2 and 3: INVERTED COMMAS USED TO TURN CONTENT INTO COMMENT ABOUT THE DETERIORATING STANDARDS OF THE WORLD WE LIVE IN
4. JOKE. THE HUMOROUS REACTION - ' CHARMING' - AFTER SUBJECT CALLED PERSON MENTAL.)
Just on that last joke. While we should be grateful that he actually moves beyond snide punctuation to deliver his humorist punchlines, saying 'Charming' after someone's opinion is not very funny. Not really. Not for a humorist. Imagine saying 'Excuse me' to James Thurber and being asked 'Why what have you done?' Even if he had said it, he wouldn't write it up. Not as a humorous anecdote. Not to millions of people.
Who cares? Letts admits to being a hack. And he has an excuse. He writes four columns a day, political sketches and theatre reviews. He writes so much because he wants the money, has a family, needs to keep the wolf from the door. All fine, if he wasn't moaning through his sloppy, regurgitated style, the decline in standards.

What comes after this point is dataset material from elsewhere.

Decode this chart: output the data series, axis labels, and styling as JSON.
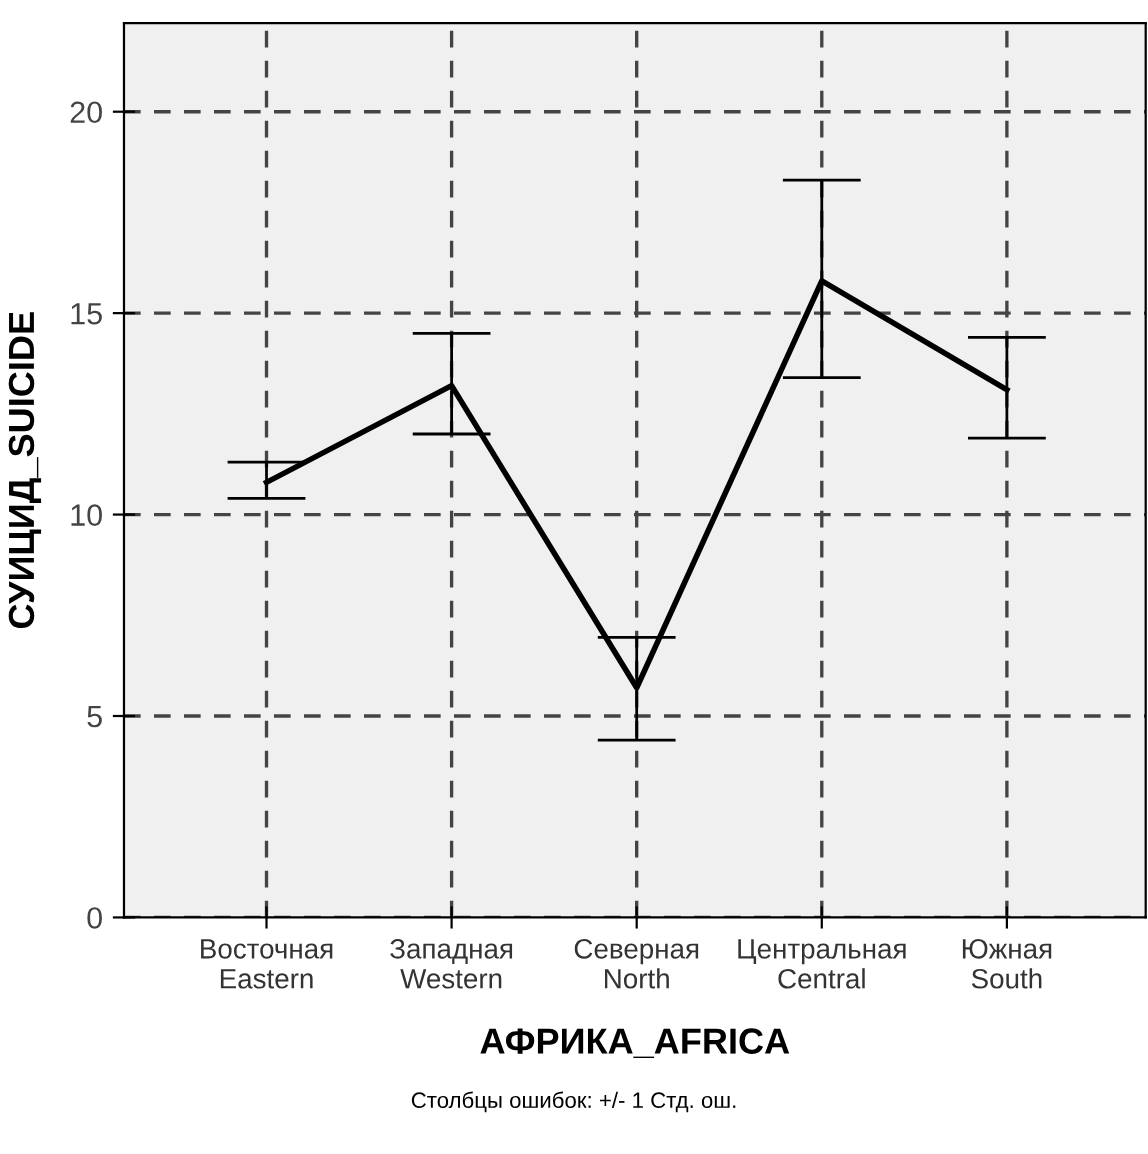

Quentin, see, believes in elites. "If people have no sense of what is best, how can they improve themselves?" he writes, in the introduction to one of his quickly expectorated works of non-fiction. His latest book is actually called Bog Standard Britain. How Mediocrity ruined this great nation.
He says 'I'm shouting out for elitism and public duty' and 'Traditional ideas of honour have been dumped'.
If he wrote brilliantly on any subject, he'd have my vote. I read the Spectator for many years, even though I frequently found its politics nauseating, simply because many of the contributors really could write. The doctor (Theodore Dalrymple?)who used a column to slag off his poor, feckless patients? Despicable, but nicely done. (I stopped reading The Spectator when Boris Johnson took over as editor and it became overtly braying.)
Quentin Letts, unlike Theodore Dalrymple, let alone James Thurber, often restricts his satire to mocking someone's appearance to save time researching matters. Like the left-leaning, ordinary-shaped woman that he mocked for wearing a silly hat, not realizing she was suffering from cancer and her hair had fallen out. (She died a few days later.) Surely he would agree that these are not great British standards to uphold.
Lazy, pointless, sloppy, ingratiating, nasty. It seems Letts is everything he himself hates.